Graduate School of Informatics /Cognitive Sciences
In partial fulfillment of the requirements for the degree of Master of Science Çağatay Taşcı will defend his thesis.
Title: AN INVESTIGATION OF BRAIN-TO-BRAIN CONNECTIVITY PATTERNS DURING A COOPERATIVE FLUID INTELLIGENCE TASK
Date: 31st August 2018
Time: 11:30 AM
Place: A-108
Thesis Abstract : Several studies have shown that executing the same task simultaneously can create synchronization among participants’ brain hemodynamics (Funane et al. 2011; Osaka et al. 2015).

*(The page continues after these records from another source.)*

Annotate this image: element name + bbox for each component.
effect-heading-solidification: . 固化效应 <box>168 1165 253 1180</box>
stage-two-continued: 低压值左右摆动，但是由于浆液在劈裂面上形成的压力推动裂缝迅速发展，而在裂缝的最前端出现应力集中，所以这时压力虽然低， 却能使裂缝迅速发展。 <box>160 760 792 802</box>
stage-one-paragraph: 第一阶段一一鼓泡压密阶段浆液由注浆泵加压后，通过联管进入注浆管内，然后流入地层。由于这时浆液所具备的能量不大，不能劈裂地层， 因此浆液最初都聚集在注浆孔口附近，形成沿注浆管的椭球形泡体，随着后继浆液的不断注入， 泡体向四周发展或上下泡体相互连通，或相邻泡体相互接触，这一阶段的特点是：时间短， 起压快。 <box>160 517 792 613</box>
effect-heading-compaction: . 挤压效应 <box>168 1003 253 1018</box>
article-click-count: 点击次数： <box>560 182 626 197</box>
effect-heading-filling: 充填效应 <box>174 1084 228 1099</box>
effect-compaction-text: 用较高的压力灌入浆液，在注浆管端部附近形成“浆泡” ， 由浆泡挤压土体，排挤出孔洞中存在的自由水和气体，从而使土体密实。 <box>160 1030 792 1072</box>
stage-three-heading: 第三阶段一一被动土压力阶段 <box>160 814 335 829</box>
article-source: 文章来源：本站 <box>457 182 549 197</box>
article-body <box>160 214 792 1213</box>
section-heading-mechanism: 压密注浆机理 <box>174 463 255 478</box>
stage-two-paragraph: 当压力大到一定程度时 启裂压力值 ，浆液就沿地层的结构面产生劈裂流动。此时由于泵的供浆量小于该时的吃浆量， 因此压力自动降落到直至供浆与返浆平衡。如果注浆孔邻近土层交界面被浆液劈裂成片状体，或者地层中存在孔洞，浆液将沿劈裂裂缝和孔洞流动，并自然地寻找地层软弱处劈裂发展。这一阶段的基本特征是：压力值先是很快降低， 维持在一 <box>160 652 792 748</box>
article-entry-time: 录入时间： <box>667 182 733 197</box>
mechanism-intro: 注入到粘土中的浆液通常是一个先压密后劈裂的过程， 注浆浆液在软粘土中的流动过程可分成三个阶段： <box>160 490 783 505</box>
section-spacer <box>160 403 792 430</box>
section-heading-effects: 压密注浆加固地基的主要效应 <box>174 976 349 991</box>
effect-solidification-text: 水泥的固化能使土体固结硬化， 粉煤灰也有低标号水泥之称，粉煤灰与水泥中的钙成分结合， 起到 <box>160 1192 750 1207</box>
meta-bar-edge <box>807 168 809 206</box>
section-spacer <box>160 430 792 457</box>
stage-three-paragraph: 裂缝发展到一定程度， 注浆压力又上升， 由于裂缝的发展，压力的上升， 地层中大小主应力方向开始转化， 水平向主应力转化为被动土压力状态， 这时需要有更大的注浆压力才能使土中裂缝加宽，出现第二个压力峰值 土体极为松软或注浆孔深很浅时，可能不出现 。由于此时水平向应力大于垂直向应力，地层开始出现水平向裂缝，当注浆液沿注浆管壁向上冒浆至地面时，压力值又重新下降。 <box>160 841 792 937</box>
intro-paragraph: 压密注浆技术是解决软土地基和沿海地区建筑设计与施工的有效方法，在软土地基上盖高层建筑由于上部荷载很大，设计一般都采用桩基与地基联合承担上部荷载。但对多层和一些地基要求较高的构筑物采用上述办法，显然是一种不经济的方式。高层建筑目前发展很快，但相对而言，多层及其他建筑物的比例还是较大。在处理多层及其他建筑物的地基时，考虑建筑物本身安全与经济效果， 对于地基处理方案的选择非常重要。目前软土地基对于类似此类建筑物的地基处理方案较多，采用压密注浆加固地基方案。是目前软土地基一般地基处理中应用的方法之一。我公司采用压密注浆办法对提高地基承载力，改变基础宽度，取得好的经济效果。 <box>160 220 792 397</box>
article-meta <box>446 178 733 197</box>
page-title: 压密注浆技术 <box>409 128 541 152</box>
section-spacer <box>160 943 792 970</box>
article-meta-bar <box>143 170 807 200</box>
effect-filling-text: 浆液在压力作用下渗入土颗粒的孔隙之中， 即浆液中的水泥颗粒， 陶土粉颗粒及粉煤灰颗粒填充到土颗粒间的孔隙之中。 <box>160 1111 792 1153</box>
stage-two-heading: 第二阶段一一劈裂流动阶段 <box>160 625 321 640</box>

In this thesis we aim to examine multiple participants’ brain hemodynamics while they engage with a cooperative Raven’s matrices task which requires them to combine and coordinate the information they individually posses to correctly solve the given puzzle. We will use NIRS (Near-infrared spectroscopy) hyperscanning to observe the brain hemodynamics of two participants simultaneously while they are engaged with a fluid intelligence task organized in a jigsaw format. Machine learning techniques will be employed to extract patterns from raw neuroimaging data in terms of brain-to-brain connectivity patterns in the prefrontal cortex to predict the level of success. We expect to observe increased coherence in the partners’ prefrontal cortices during successful trials. Through this study we aim to contribute to the literature with new findings on brain-to-brain correlates of social interaction.